I put my hand to my head and began to massage my temples: thumb in the left hollow, first two fingers in the right. It's sort of amazing that one hand can encompass so many dreams and so much pain. Not to mention the potential to hatch so much plain and fancy f**kery.

"Tell me, Pam. Please. I'll listen and not get angry."

"Getting past that, are you? Give me a second." There was a clunk as the phone went down, probably on the kitchen counter. For a moment I heard the distant babble of the TV and then it was gone. When she came back she said, "All right, now I can hear myself think." There was another mighty honk as she blew her nose once more. When she started talking again, she was composed, with no hint of tears in her voice.

"I asked Myra to call me when he got back home Myra Devorkian, who lives across the street from him. I told her I was worried about his state of mind. No reason to keep that much to myself, was there?"

"No."

"And bango! Myra said she'd been worried, too she and Ben both. Said he was drinking too much, for one thing, and sometimes going in to his office with a ten o'clock shadow. Although she said he looked spiffy enough when he went off on his trip. Amazing how much neighbors see, even when they're not really close friends. Ben and Myra didn't know about... us, of course, but they knew damn well that Tom had been depressed."

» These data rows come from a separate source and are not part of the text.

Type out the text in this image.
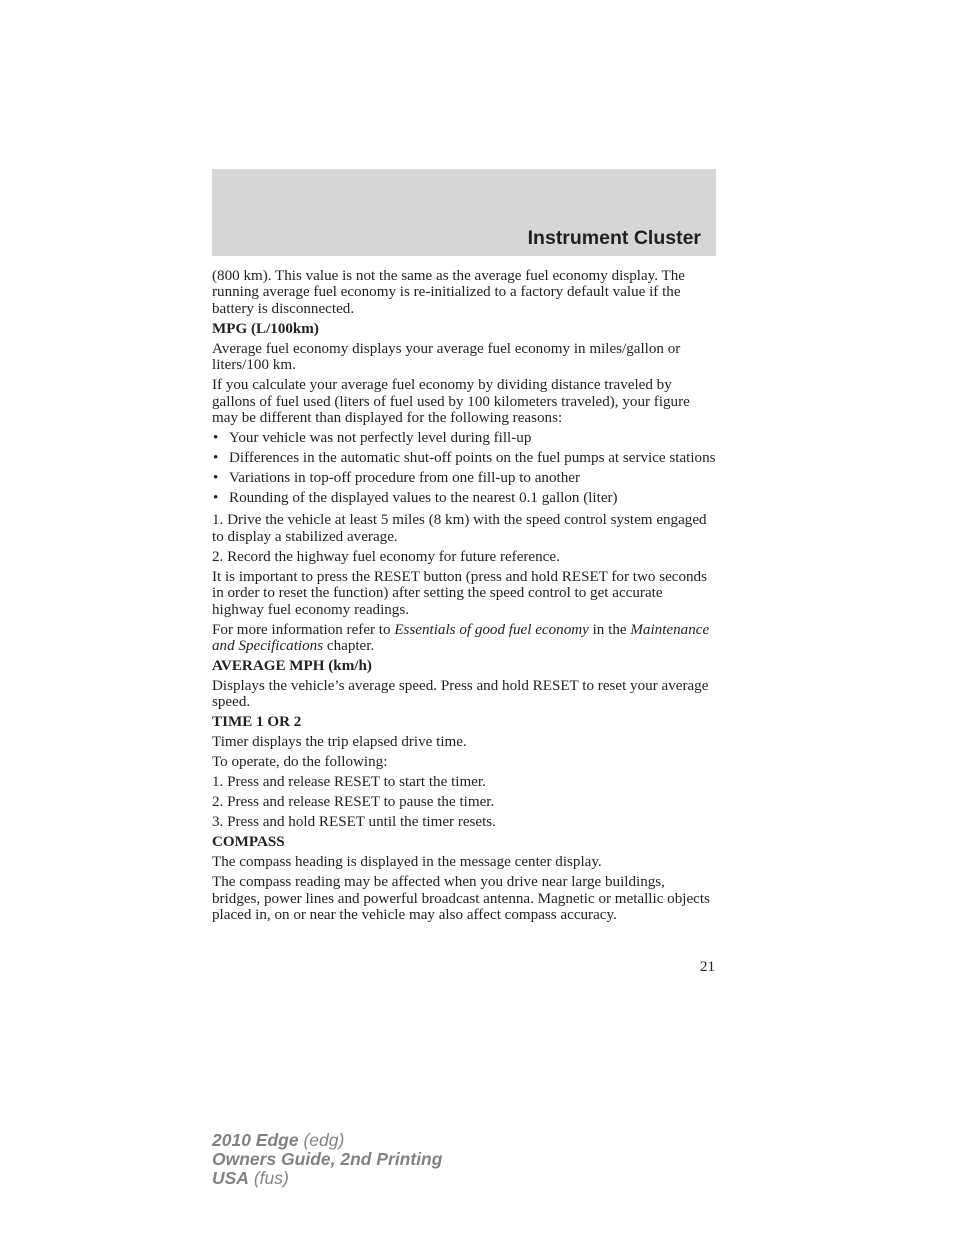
Instrument Cluster

(800 km). This value is not the same as the average fuel economy display. The running average fuel economy is re-initialized to a factory default value if the battery is disconnected.

MPG (L/100km)

Average fuel economy displays your average fuel economy in miles/gallon or liters/100 km.

If you calculate your average fuel economy by dividing distance traveled by gallons of fuel used (liters of fuel used by 100 kilometers traveled), your figure may be different than displayed for the following reasons:

• Your vehicle was not perfectly level during fill-up
• Differences in the automatic shut-off points on the fuel pumps at service stations
• Variations in top-off procedure from one fill-up to another
• Rounding of the displayed values to the nearest 0.1 gallon (liter)

1. Drive the vehicle at least 5 miles (8 km) with the speed control system engaged to display a stabilized average.

2. Record the highway fuel economy for future reference.

It is important to press the RESET button (press and hold RESET for two seconds in order to reset the function) after setting the speed control to get accurate highway fuel economy readings.

For more information refer to Essentials of good fuel economy in the Maintenance and Specifications chapter.

AVERAGE MPH (km/h)

Displays the vehicle’s average speed. Press and hold RESET to reset your average speed.

TIME 1 OR 2

Timer displays the trip elapsed drive time.

To operate, do the following:

1. Press and release RESET to start the timer.

2. Press and release RESET to pause the timer.

3. Press and hold RESET until the timer resets.

COMPASS

The compass heading is displayed in the message center display.

The compass reading may be affected when you drive near large buildings, bridges, power lines and powerful broadcast antenna. Magnetic or metallic objects placed in, on or near the vehicle may also affect compass accuracy.

21
2010 Edge (edg)
Owners Guide, 2nd Printing
USA (fus)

You think they didn't know, I didn't say.

"Anyway, long story short, I invited him over. There was a look in his eyes when he came in... this look... as if he thought maybe I intended to... you know..."

"Pick up where you left off," I said.

"Am I telling this or are you?"

"Sorry."

"Well, you're right. Of course you're right. I wanted to ask him into the kitchen for coffee, but we never got any farther than the hall. He wanted to kiss me." She said this with a kind of defiant pride. "I let him... once... but when it became obvious that he wanted more, I pushed him back and said I had something to say. He said he knew it was bad from the way I looked, but nothing could hurt the way I hurt him when I said we couldn't see each other any more. That's men for you and they say we're the ones who know how to lay on the guilt.

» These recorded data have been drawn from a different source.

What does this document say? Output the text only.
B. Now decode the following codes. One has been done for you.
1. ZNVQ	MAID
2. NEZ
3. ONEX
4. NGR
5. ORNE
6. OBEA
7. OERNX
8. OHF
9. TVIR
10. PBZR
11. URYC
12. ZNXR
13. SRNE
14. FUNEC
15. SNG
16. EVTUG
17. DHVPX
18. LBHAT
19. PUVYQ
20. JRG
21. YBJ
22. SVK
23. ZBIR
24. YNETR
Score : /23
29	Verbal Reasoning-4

"I said that just because we couldn't go on seeing each other romantically didn't mean I didn't still care about him. Then I said several people had told me he was acting strange not like himself and I put that together with him not taking his antidepressant pills and began to worry. I said I thought he was planning to kill himself."

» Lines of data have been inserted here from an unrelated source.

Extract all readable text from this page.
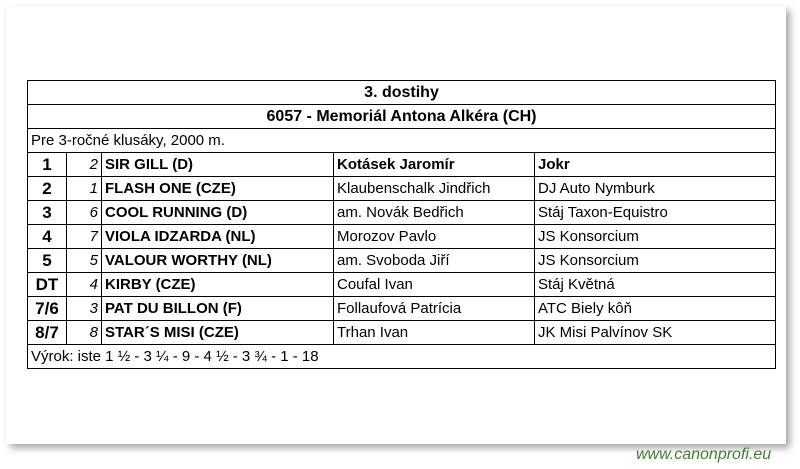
3. dostihy				
6057 - Memoriál Antona Alkéra (CH)				
Pre 3-ročné klusáky, 2000 m.				
1	2	SIR GILL (D)	Kotásek Jaromír	Jokr
2	1	FLASH ONE (CZE)	Klaubenschalk Jindřich	DJ Auto Nymburk
3	6	COOL RUNNING (D)	am. Novák Bedřich	Stáj Taxon-Equistro
4	7	VIOLA IDZARDA (NL)	Morozov Pavlo	JS Konsorcium
5	5	VALOUR WORTHY (NL)	am. Svoboda Jiří	JS Konsorcium
DT	4	KIRBY (CZE)	Coufal Ivan	Stáj Květná
7/6	3	PAT DU BILLON (F)	Follaufová Patrícia	ATC Biely kôň
8/7	8	STAR´S MISI (CZE)	Trhan Ivan	JK Misi Palvínov SK
Výrok: iste 1 ½ - 3 ¼ - 9 - 4 ½ - 3 ¾ - 1 - 18				
www.canonprofi.eu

She stopped for a moment, then went on.

"Before he came, I never meant to say it right out like that. But it's funny the minute he walked through the door I was almost positive, and when he kissed me I knew for a fact. His lips were cold. And dry. It was like kissing a corpse."

"I'll bet," I said, and tried to scratch my right arm.

"His face tightened up and I mean really. Every line smoothed out, and his mouth almost disappeared. He asked me who put an idea like that in my head. And then, before I could even answer, he said it was bullshit. That's the word he used, and it's not a Tom Riley word at all."

She was right about that. The Tom I'd known in the old days wouldn't have said bullshit if he'd had a mouthful.

"I didn't want to give him any names certainly not yours, because he would have thought I was crazy, and not Illy's, because I didn't know what he might say to her if-"

"I told you, Illy had nothing to do with-"

"Be quiet. I'm almost through. I just said these people who were talking about how funny he was acting didn't even know about the pills he's been taking since the second divorce, and how he quit taking them last May. He calls them stupid-pills. I said if he thought he was keeping everything that was wrong with him under wraps, he was mistaken. Then I said that if he did something to himself, I'd tell his mother and brother it was suicide, and it would break their hearts. That was your idea, Edgar, and it worked. I hope you're proud. That was when he broke my vase and called me a meddlesome cunt, see? He was as white as a sheet. I bet..." She swallowed. I could hear the click in her throat across all the miles. "I bet he had the way he was going to do it all planned out."